Yesterday Gold made it’s move at 10:15 AM EST with no economic news in sight. The YM hit a high at around that time and Gold hit a low. If you look at the charts below the YM gave a signal at around 10:15 AM EST, while Gold also gave a signal at just about the same time. Look at the charts below and you’ll see a pattern for both assets. The YM hit a high at around 10:15 AM EST and Gold hit a low. These charts represent the latest version of Trend Following Trades and I’ve changed the timeframe to a 15 minute chart to display better. This represented a long opportunity on Gold, as a trader you could have netted 30-40 plus ticks per contract on this trade. Each tick is worth $10. We added a Donchian Channel to the charts to show the signals more clearly.

Charts Courtesy of Trend Following Trades built on a NinjaTrader platform

Pre-Market Global Review

Pre-Market Global Review

Bias

Yesterday we gave the markets a neutral bias as the futures had no sense of direction yesterday morning. A neutral bias means the markets could go in any direction. The Dow gained 165 points. The other indices gained ground as well. Today we’re dealing with a nearly correlated market and it’s correlated to the upside. Hence our bias is to the upside.

Could this change? Of Course. Remember anything can happen in a volatile market.

Commentary

Monday evening Alcoa reported their earnings and this is the unofficial start of earnings season. Needless to say Alcoa reported earnings that were less than stellar; citing the high cost of aluminum as a factor. Yesterday the markets chose to ignore this and went higher. Why? Perhaps it’s felt that the Fed will go slowly when it comes to hiking rates. After all elsewhere in the globe markets are enjoying low interest rates and it’s felt that the Fed should be accommodative as well. Today we get Retail Sales and PPI which should give us some clue as to what the economy’s up to….


 

Trading performance displayed herein is hypothetical. The following Commodity Futures Trading Commission (CFTC) disclaimer should be noted.

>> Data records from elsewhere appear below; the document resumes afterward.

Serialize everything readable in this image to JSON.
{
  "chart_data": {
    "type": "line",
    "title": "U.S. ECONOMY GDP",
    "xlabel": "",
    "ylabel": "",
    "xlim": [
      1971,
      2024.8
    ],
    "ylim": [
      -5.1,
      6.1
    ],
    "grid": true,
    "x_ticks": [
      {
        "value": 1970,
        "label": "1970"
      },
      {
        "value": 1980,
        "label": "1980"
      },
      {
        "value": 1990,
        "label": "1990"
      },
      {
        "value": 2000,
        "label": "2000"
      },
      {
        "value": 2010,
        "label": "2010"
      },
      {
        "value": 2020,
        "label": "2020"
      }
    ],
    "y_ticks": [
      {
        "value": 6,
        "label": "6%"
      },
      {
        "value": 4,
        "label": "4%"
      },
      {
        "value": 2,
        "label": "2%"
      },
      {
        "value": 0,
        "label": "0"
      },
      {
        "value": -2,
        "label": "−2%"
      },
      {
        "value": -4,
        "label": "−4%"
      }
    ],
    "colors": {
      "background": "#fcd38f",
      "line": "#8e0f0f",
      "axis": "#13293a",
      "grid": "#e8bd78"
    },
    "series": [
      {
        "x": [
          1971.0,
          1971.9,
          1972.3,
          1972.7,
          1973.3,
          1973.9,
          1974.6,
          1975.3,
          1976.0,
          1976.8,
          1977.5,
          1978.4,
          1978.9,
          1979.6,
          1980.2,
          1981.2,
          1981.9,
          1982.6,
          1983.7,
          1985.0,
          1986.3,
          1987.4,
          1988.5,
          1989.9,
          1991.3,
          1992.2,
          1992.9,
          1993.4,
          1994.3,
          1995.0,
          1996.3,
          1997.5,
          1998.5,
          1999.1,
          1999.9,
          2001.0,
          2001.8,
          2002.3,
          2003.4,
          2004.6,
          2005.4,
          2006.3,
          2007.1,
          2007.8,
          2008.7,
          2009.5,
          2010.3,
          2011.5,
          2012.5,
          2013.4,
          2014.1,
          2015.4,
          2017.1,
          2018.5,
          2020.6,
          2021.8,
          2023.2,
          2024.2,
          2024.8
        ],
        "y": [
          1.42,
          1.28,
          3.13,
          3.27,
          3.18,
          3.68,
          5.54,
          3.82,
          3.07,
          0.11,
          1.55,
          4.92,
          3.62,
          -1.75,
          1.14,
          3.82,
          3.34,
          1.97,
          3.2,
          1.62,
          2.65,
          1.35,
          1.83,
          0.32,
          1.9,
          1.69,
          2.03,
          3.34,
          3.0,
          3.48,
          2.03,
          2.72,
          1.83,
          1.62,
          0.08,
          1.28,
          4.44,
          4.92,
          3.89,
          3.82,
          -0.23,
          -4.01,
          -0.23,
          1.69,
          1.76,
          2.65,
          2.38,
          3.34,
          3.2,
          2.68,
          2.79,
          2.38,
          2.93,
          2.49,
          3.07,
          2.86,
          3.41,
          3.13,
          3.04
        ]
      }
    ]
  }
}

Hypothetical performance results have many inherent limitations, some of which are described below. No representation is being made that any account will or is likely to achieve profits or losses similar to those shown.

In fact, there are frequently sharp differences between hypothetical performance results and the actual results subsequently achieved by any particular trading program. One of the limitations of hypothetical performance trading results is that they are generally prepared with the benefit of hindsight.

In addition, hypothetical trading does not involve financial risk, and no hypothetical trading record can completely account for the impact of financial risk in actual trading. For example, the ability to withstand losses or to adhere to a particular trading program in spite of trading losses are material points which can also adversely affect actual trading results.

There are numerous other factors related to the markets in general or to the implementation of any specific trading program which cannot be fully accounted for in the preparation of hypothetical performance results and all of which can adversely affect actual trading results.

Trading in the commodities markets involves substantial risk and YOU CAN LOSE A LOT OF MONEY, and thus is not appropriate for everyone. You should carefully consider your financial condition before trading in these markets, and only risk capital should be used.

In addition, these markets are often liquid, making it difficult to execute orders at desired prices. Also, during periods of extreme volatility, trading in these markets may be halted due to so-called “circuit breakers” put in place by the CME to alleviate such volatility. In the event of a trading halt, it may be difficult or impossible to exit a losing position.